Overnight in Stellenbosch, Stellenbosch Hotel
Day 10, Stellenbosch – Clanwilliam, km 250
Clanwilliam is one of the oldest towns in South Africa. In 1732, the Voortrekkers, the first Dutch farmers, settled along the Olifants River and in 1820, the English administration of the Cape established a Magistrate's Court here. In the beginning, the settlement grew very slowly, and a fire in 1901 destroyed almost all of the houses. Today, Clanwilliam is a flourishing town and the centre of Rooibos tea production which grows exclusively in the sandy valleys of the Cedarberg. It is being centrally marketed in Clanwilliam. Wine and citrus is also grown here. The fertile soil could only be intensively used, after a dam was constructed at the lower Olifants River. Its water runs through a wide-spread canal system to the fields.

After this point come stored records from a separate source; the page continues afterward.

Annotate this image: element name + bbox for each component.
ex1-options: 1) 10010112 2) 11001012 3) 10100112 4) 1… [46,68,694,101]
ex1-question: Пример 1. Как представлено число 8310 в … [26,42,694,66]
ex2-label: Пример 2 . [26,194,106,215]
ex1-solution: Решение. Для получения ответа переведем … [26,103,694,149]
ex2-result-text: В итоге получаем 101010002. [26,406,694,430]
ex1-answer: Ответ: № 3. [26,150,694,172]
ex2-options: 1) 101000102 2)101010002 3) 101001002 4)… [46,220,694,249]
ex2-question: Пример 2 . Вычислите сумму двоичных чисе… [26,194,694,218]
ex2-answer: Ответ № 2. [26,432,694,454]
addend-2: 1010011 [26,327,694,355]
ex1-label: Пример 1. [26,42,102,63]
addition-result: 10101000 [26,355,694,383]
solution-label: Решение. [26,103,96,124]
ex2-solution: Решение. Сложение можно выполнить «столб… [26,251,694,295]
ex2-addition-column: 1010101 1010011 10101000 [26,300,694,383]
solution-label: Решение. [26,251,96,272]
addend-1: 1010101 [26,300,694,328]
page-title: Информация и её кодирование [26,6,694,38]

Overnight Clanwiliam, Strassbergers Hotel
Day 11, Clanwilliam – West Coast – Cape Town, km 250
Today we head back to Cape Town via the West Coast. The West Coast National Park near Langebaan, south of the industrial port of Saldanha was created in 1985 to protect the coastal environment from d estruction. A large part of the lagoon of Langebaan belongs to the park, which protects about 30,000 hectares of coastal vegetation from destruction. In the expansive swamps of the lagoon, 250 bird species make their nests: including oystercatchers, cormorants, gannets, flamingos, seagulls and many other sea birds.